菜鳥最大的特色就是容易理想化,就好比小孩子看抗日神劇會津津有味,看完之後也會和小夥伴們湊到一塊扮演正面角色,他扮演反面角色玩得是不亦樂乎。一旦有人給他說真正的抗日戰爭中沒有那種褲襠裡面藏手榴彈的奇葩,更不會有一定要被 強 奸 之後才肯張弓拔箭射死一大片小鬼子的不知道究竟是在打仗還是在藉機享受的痴女… …當然,些許弓箭那是早就被現代戰爭所淘汰,這不是重點嘛。

回到現在,沈攀的理想化顯然和桌面上見多識廣的首都市局刑偵大隊眾人格格不入,雖然大家能夠理解,年輕歲月誰沒有做過夢呢。可他們更清楚,和這種理想化的人你就很難找到共同語言,動輒雙方就會產生大量的不合意見,大家還不如沉默了事。

氣氛尷尬起來,沈攀略一回味也反應過來自己剛才的話對映的人太多,甚至都沒法婉轉。那就走吧,沈攀笑了笑,起身微微躬身示意:“張隊,老刑,崔師姐,那你們先聊,我就回房間洗澡去了,今天風沙有點大,身上出汗難受。”

上了樓走出電梯之後,沈攀站在走廊裡想了想,他摸出手機給老馬去了一個電話,那是自己好不容易才發展的兩名線人,可不能就這樣給刑偵大隊嚇得縮了回去。電話裡,沈攀簡單的講了講這邊刑偵大隊可能會對黃金玉展開調查,讓他們打聽訊息要抓緊時間,儘量避開刑偵大隊去醫院的人手。
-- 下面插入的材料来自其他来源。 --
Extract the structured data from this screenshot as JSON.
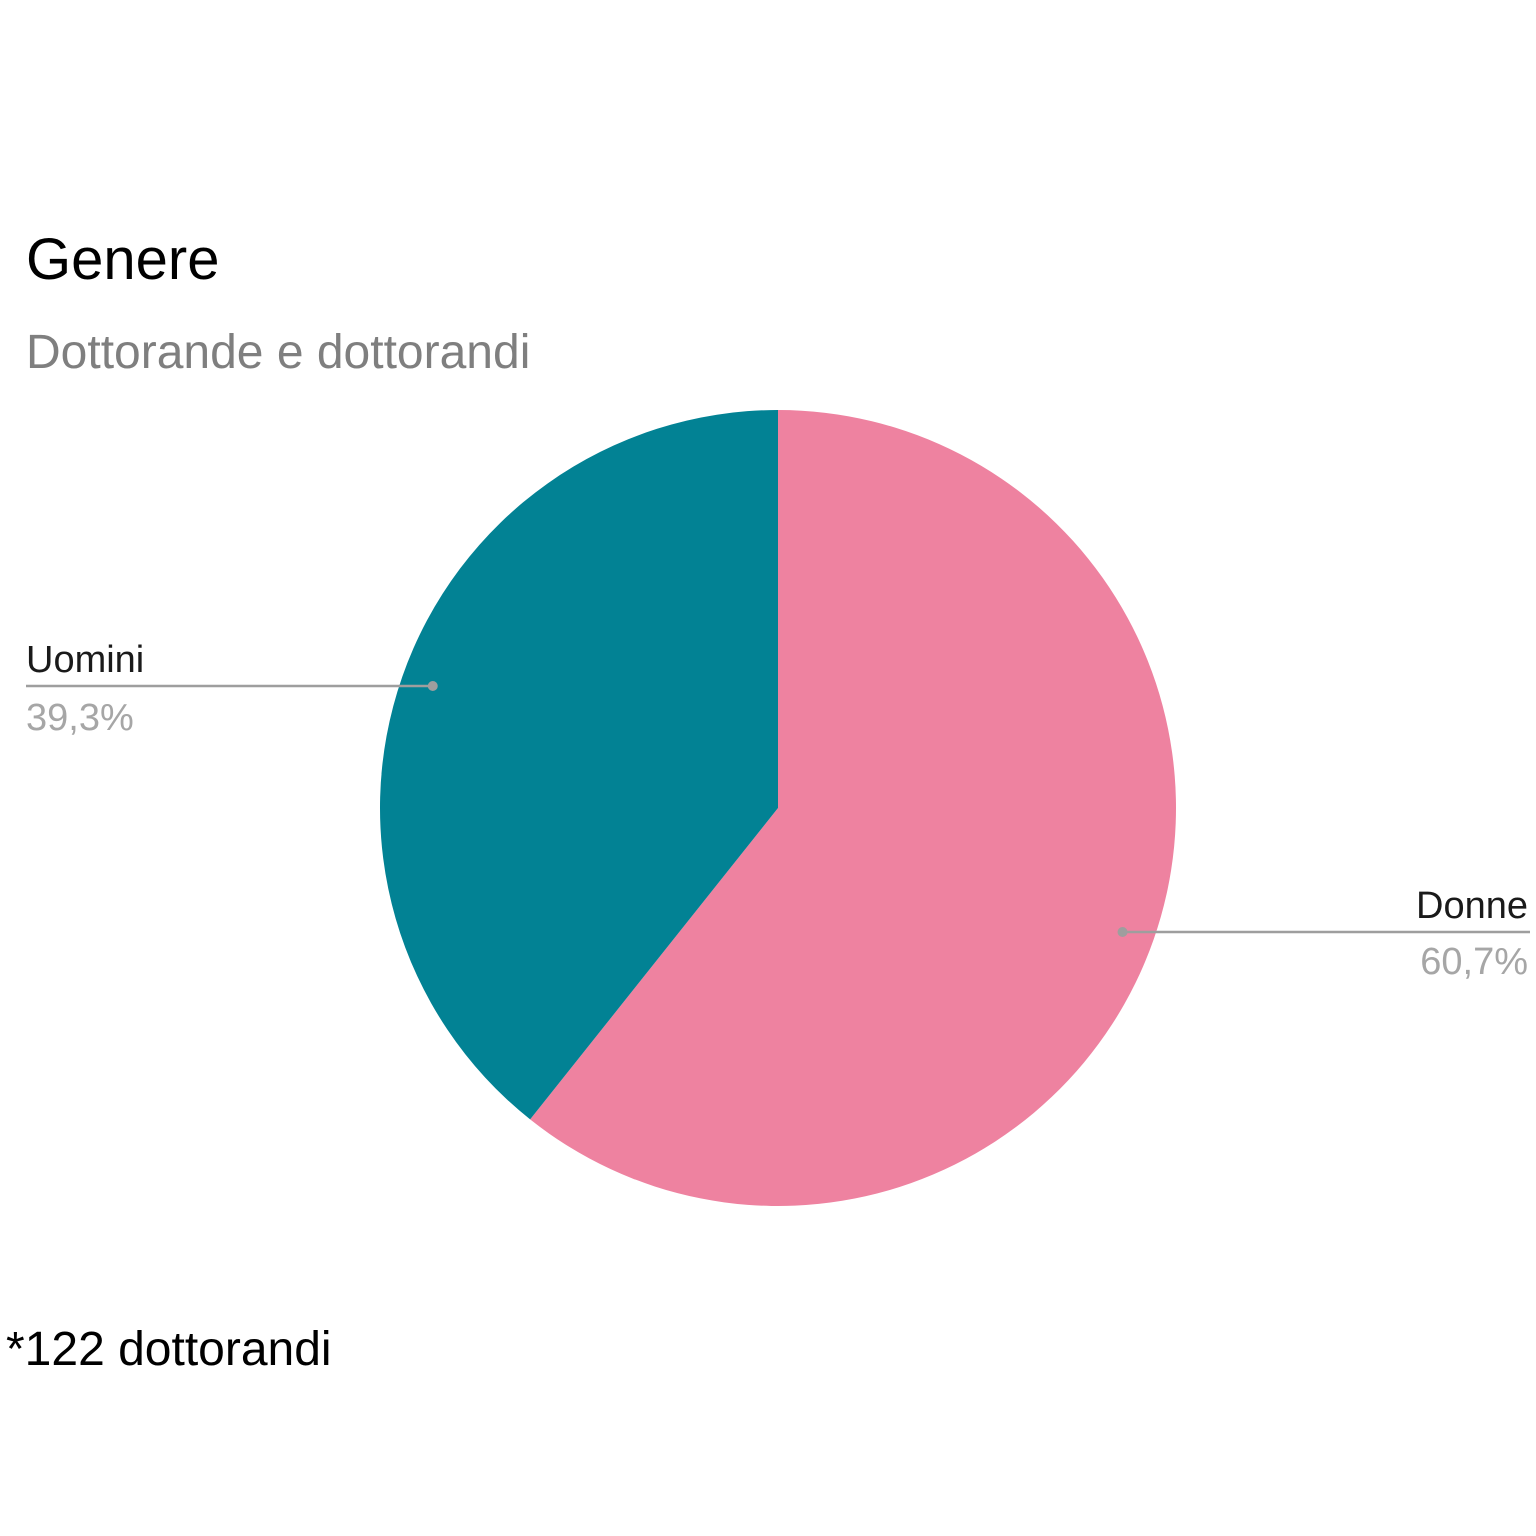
{
  "chart_data": {
    "type": "pie",
    "title": "Genere",
    "subtitle": "Dottorande e dottorandi",
    "slices": [
      {
        "label": "Donne",
        "value": 60.7,
        "display": "60,7%",
        "color": "#ee82a0"
      },
      {
        "label": "Uomini",
        "value": 39.3,
        "display": "39,3%",
        "color": "#028294"
      }
    ],
    "start_angle_deg": 0,
    "direction": "clockwise",
    "legend": "none",
    "label_style": "outside-with-leader-lines"
  },
  "footnote": "*122 dottorandi",
  "colors": {
    "leader_line": "#9e9e9e",
    "label_text": "#1a1a1a",
    "value_text": "#a6a6a6"
  }
}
老馬在電話那頭大笑之後說道:“沈警官,我們願意幫你打聽訊息一來是對黃金玉這人有意見,二來是和你打交道感覺愉快,其他的警察他們自己忙乎去吧… …你沒來查案子之前他們再沒說來醫院調查,明顯是搶你的功勞,欺負你是外地警察嘛,沒事,我們大家都是外地人,我們不搭理他們的… …你放心,我們會抓緊時間的,儘量爭取今天拿到一些訊息給你。再說了,警察也不可能派出幾百號人封鎖醫院一個一個調查的,他們來也是找我們保安室協助,這種事情我們見多了,你不必擔心啊。”

看著結束通話的手機,沈攀似笑非笑的搖搖頭,這些個保安都是老油子了,自己的確是小看了他們。這裡是首都,和其他省份城市區別很大,保安們個個見識不淺,自己的思想也得有改變才能適應吶。

回房間洗澡是真的,沈攀暢快的衝了整整半個小時,都到了感覺缺氧才走出衛生間。下午那就等訊息了,至於說張文武那邊要派人調查黃金玉,估計他們不會與自己互通訊息,自己還是安安靜靜的做一個宅男,等著兩個保安的通知得了。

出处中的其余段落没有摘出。